BY SARAH SCHMERIER
SALANDER O’REILLY GALLERIES
AUG. 1999
Anne Peretz is a student of nature, specifically the sort found in Truro, Cape Cod. Located near land’s end, where the Atlantic mercilessly pounds one shore while Cape Cod Bay gently laps the other. Truro has inspired many an artist (Hopper was a resident, as is Peretz). In the lion’s share of the 18 oil works on display here, Peretz explores her love of the place’s austerity and abundance.
These pieces are concerned less with verisimilitude than with meditating on nature and its moods. Horse Leach Pond II describes an estuary in dark, marshy greens; a bright sky lights it from behind, adding an aura of mystery. In Truro Dune, thatches of Cape foliage are almost indistinguishable from the rocks to which they cling. In this sort of clime, the work seems to say, beauty is born of survival.

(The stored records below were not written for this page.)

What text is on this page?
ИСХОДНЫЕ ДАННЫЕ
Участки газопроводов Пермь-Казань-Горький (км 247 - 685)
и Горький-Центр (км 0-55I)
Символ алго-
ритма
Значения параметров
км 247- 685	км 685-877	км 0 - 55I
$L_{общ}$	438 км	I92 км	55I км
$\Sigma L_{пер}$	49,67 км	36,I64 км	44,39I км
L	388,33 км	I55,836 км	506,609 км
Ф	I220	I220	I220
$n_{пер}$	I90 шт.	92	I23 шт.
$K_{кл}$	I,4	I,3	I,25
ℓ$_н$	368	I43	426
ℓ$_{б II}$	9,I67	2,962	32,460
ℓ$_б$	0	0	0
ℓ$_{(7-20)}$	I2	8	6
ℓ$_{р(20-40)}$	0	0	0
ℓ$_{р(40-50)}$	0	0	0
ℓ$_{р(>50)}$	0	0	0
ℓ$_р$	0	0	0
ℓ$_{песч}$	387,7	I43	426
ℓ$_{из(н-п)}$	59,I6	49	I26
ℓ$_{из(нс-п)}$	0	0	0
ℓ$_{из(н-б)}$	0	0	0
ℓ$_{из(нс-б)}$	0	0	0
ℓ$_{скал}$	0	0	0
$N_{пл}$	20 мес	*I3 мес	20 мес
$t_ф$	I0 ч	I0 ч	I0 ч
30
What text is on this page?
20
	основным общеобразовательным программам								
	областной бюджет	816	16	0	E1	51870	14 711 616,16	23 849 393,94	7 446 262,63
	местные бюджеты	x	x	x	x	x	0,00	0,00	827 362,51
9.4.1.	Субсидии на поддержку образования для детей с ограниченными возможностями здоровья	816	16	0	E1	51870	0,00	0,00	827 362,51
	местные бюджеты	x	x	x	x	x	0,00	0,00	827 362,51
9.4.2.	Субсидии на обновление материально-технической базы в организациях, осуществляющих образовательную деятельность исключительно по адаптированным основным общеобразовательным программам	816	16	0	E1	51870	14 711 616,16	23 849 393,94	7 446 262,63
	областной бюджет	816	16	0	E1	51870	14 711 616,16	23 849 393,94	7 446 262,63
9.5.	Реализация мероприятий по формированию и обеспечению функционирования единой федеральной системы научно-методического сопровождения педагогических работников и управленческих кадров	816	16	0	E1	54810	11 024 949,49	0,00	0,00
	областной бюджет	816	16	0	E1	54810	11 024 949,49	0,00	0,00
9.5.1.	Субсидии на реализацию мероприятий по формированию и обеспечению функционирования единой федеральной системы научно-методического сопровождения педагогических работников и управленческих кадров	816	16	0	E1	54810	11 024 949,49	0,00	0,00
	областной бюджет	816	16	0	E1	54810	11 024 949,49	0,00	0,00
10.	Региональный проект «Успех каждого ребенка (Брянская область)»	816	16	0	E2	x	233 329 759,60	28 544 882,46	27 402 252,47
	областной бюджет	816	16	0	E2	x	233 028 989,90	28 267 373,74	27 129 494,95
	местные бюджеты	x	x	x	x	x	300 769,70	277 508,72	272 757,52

Best here are the triptychs, which possess a cinematic feel when read from left to right. In one, a cliff-like outcropping rises dramatically against the ocean, starting below the horizon and ending above it. In another, a high, grassy dune slopes gradually downward to reveal a tiny wind-battered fence set against a massive grey sky wet with salt air. In person, these vistas are almost too breathtaking to take in at a glance, Peretz translates them into quiet nature walks recorded with a wide-angle lens.
These works are indebted to Cezanne in their texture and to Chinese painting in their composition. Peretz, however, is creating her own tradition here, revisiting the landscape she loves and finding endless inspiration within it.